Joe Shalam

Can Farage prove that Reform is more than a protest?

Reform UK leader Nigel Farage on stage in Birmingham (Credit: Getty images)

The next election will not be won on immigration. Britain has already made up its mind. Voters want it controlled and reduced, full stop. That is why Nigel Farage’s party is head and shoulders clear in the polls. But if Reform’s pledge on immigration has been sold to the British public, the real question, as the party closes a boisterous conference this weekend, is what next?

None of these ideas are extreme. Many voters when polled see them as simple common sense

After all, while the party’s answer to long-ignored demands for border control is the right starting point, it cannot be the whole story. A credible party of government needs to show how it will mend the social fabric of broken Britain and improve people’s everyday lives.

The opportunity for Reform is to articulate a vision for renewal freed of the constraints of Tony Blair’s constitutional and social settlement that has shaped British politics for the last quarter-century. Specifically, Blair re-engineered the state in ways that made it harder for governments to make choices that unapologetically prioritised British citizens and interests.

Officials came to favour ‘international law’ over domestic statute; judicial interventions and quangos multiplied; welfare became a sprawling system of legal ‘entitlements’ rather than a ladder into work; family policy was treated as off-limits. Even Conservative prime ministers overwhelmingly governed within this framework, fearing accusations of being ‘nasty’ or worse, provincial, if they strayed beyond it.

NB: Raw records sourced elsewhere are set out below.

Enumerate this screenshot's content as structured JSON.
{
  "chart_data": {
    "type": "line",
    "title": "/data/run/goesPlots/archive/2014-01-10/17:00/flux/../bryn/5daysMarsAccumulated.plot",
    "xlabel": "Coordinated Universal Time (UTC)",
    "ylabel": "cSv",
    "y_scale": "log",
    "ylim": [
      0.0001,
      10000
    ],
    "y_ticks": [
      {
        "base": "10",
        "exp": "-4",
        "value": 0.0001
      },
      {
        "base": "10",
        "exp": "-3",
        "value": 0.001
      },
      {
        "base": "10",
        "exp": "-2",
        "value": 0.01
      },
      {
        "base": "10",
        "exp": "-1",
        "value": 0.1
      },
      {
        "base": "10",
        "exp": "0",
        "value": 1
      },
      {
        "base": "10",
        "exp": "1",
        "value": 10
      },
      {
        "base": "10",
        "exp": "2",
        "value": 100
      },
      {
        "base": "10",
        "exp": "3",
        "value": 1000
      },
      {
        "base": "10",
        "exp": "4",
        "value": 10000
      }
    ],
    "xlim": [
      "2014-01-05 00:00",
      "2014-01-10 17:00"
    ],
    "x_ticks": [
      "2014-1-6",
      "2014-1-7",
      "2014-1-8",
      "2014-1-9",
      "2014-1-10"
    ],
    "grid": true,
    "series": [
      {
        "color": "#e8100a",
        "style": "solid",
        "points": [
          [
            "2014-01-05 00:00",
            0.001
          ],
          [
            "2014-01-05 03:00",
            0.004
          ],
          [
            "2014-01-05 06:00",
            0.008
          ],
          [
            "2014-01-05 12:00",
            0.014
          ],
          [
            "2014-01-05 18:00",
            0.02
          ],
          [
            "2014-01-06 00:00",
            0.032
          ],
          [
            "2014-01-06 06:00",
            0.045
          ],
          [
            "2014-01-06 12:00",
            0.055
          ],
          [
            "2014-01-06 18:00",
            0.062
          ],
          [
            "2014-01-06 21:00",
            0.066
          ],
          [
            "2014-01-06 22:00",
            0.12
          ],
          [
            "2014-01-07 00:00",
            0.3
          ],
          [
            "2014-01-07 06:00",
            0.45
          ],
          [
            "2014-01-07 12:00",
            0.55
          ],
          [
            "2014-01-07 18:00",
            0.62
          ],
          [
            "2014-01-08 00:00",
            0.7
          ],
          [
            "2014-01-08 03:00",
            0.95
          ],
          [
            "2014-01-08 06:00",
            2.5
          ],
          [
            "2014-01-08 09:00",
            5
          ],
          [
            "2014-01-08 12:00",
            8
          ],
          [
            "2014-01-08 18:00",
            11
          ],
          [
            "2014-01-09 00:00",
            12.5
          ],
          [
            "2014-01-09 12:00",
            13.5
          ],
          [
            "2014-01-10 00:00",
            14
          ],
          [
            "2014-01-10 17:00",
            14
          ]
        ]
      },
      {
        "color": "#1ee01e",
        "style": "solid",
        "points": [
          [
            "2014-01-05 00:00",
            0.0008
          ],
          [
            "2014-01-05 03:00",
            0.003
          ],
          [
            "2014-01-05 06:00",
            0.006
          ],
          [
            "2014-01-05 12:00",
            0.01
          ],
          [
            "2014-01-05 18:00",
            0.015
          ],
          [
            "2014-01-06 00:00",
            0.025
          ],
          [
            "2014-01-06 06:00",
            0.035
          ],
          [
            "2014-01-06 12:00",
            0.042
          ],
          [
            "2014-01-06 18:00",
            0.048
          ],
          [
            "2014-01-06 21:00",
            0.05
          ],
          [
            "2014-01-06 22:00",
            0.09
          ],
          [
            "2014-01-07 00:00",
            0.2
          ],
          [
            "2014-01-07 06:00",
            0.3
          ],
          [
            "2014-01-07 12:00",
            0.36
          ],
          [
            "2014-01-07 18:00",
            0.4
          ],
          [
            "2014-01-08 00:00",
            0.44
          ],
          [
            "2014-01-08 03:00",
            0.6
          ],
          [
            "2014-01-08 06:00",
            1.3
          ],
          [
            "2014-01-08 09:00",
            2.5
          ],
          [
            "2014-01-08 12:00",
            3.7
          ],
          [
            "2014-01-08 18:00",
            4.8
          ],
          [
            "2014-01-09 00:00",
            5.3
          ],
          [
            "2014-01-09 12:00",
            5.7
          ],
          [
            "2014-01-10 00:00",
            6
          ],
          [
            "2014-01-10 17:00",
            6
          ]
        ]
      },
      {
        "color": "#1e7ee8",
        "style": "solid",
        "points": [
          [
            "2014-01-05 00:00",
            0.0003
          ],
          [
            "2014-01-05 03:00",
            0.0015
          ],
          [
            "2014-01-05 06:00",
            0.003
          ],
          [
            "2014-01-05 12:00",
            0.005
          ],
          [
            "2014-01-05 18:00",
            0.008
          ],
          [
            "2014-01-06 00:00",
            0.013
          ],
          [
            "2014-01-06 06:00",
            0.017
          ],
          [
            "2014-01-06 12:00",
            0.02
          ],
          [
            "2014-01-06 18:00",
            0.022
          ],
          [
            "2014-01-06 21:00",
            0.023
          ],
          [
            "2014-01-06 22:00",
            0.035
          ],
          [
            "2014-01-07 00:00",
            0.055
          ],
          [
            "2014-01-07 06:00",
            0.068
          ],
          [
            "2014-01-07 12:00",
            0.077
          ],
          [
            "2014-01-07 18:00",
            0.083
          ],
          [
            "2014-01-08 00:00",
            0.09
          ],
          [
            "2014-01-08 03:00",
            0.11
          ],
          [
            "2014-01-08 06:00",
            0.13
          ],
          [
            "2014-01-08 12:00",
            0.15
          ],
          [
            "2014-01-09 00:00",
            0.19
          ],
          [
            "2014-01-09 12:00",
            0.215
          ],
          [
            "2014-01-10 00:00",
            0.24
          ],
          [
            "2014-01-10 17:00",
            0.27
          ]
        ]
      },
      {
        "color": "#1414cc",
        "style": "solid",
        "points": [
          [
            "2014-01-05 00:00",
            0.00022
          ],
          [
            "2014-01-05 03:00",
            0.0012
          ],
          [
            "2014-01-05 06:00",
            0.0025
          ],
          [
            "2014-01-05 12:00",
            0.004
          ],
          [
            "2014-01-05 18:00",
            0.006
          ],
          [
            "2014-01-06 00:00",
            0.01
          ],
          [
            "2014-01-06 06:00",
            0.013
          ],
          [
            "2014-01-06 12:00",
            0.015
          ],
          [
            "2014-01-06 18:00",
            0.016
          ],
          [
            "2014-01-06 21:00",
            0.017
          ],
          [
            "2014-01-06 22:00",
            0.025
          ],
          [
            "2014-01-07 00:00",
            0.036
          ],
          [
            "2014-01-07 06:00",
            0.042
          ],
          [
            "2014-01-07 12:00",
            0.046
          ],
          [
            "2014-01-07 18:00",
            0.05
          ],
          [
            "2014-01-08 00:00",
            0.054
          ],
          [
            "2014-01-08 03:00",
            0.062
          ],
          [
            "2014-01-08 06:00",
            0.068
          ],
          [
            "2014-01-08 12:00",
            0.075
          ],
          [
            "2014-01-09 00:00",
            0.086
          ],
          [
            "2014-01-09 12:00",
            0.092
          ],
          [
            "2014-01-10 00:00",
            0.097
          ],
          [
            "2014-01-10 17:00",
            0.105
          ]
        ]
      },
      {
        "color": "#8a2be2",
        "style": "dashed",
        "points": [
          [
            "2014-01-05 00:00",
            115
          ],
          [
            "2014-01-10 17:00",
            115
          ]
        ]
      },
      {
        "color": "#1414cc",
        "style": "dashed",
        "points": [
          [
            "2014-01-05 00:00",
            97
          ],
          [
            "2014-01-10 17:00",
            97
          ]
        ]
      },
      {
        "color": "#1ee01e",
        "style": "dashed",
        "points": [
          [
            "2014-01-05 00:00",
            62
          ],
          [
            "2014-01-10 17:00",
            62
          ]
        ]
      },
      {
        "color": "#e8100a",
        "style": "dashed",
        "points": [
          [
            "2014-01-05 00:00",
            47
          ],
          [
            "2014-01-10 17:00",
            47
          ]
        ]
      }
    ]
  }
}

The result was a politics that, on the whole, managed social breakdown rather than stopped it in its tracks. Parents were treated as taxpayers to be farmed rather than families raising the next generation. Education was measured in university entries, rather than creating opportunities in the productive British industries of the future. Housing and welfare benefits were allocated with little regard to contribution or national belonging. Ordinary Britons as a result often felt themselves coming last.

So far, the proposed advantages of rejecting the Blairite consensus have been confined to better migration control. But by pulling on this thread, Reform could unveil a more sweeping tapestry of British renewal, tearing away the constraints of the old order.

This could mean radically expanding the relief for British parents in our (currently individualised) tax system, helping thousands more people live out their dreams of starting a family. It could underpin a housing policy that gives much greater priority to young or homeless families with local roots, rather than a system strained by new arrivals.

It could shape a welfare system that restores pride in work, tackling the explosion in benefits for non-contributors, while cutting taxes for employers who take on young Britons shut out of the labour market. It could advance a vision for schools that spurns the longstanding obsession with “university at any cost”, instead focusing on streaming pupils much earlier for skilled technical roles.

None of these ideas are extreme. Many voters when polled see them as simple common sense. But to implement them requires dismantling the Blairite architecture and liberal biases that still dictate how policy is both made and implemented. Immigration control, therefore, should be not an end in itself; rather it is the foundation for a governing vision that restores pride in our communities, confidence in our schools, and security for families.

Of course, none of this matters if voters think Reform would blow up the public finances. Britain’s debt interest is now much higher than defence spending, taxes are at a seventy-year high, and the markets are increasingly jumpy after Labour’s welfare U-turn. Party officials are not unwise to wargame the scenarios a fiscal shock could bring, including an early election. But voters will only turn to them if they believe a Farage government would marry economic stability with material changes to their everyday lives.

That is the challenge facing Reform. The public already trust Nigel Farage on immigration. Increasingly they will want to know what he would do with the opportunity this creates. If he can show that control at the border unlocks a positive social vision at home, he can prove the Reform movement is more than a protest. He can show it is a government in waiting.